« L’homme bâille »
Brusque oubli de tous les visages
Leur voix, leur mythe.
Le cadre glisse.
Soudain le corps enlace l’air, le happe,
Accord parfait
Comme d’un dormeur et de son rêve,
Et l’expire
Célébration d’harmonie
Ainsi la cigale chante-t-elle l’olivier.
Nostalgie de cette étreinte
De cette ouverture à tous vents.
« Cadence »
Nous arrivâmes au carrefour des anges
Ils étaient attablés devant leur silence
Les ciels défilaient sous leurs ailes
Zéphyr se jouait des cordes et des vents.

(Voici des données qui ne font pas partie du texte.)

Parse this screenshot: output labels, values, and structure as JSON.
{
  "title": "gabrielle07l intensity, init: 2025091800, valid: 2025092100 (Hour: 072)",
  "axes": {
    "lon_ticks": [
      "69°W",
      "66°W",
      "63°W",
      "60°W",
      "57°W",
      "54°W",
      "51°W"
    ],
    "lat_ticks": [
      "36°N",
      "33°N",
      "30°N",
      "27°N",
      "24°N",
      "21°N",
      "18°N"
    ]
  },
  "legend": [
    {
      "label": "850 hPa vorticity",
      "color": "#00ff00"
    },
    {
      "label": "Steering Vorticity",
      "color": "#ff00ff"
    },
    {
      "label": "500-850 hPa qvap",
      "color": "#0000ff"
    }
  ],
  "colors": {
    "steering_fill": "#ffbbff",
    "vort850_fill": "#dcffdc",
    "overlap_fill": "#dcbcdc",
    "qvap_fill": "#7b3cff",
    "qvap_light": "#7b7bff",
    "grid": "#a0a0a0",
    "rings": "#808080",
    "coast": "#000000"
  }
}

L’élégant chatoiement de leur corps suggérait le ballet scintillant des sphères
Leur joie grave écoutait des voix intérieures comme si l’air qui les frôlait ne fût pas venu d’ailleurs
Leurs yeux aimables fixaient l’instant.
Une évidence que leur présence
Et leur pose de rêveur, le songe le plus accompli.
Une corde cassa : le concert commençait.
« La sieste de Pierre Bonnard »
Dans l’atelier le temps ploie.
Au suspens des heures éclôt la sieste prodigue.
Généreuse mais filtrée, la lumière
Pelotonne, rembourre et capitonne
Pétrit d’aise les hôtes du repos.
Feu sauvage ici retenu, elle aiguise pourtant le volume
Lustre les idoles, polit dans l’atrium du rêve
L’aura pensive de leur écho.
Sous l’allégeance de la dame et de l’animal
Elle épure et feutre l’intimité charnue de l’alcôve
Pacifie les ombres, estompe les scories du décor.
Nul souci ne pèse au filet du songe double
Que noue, ajuste à l’idéal
La faveur du chien aux boucles couplées.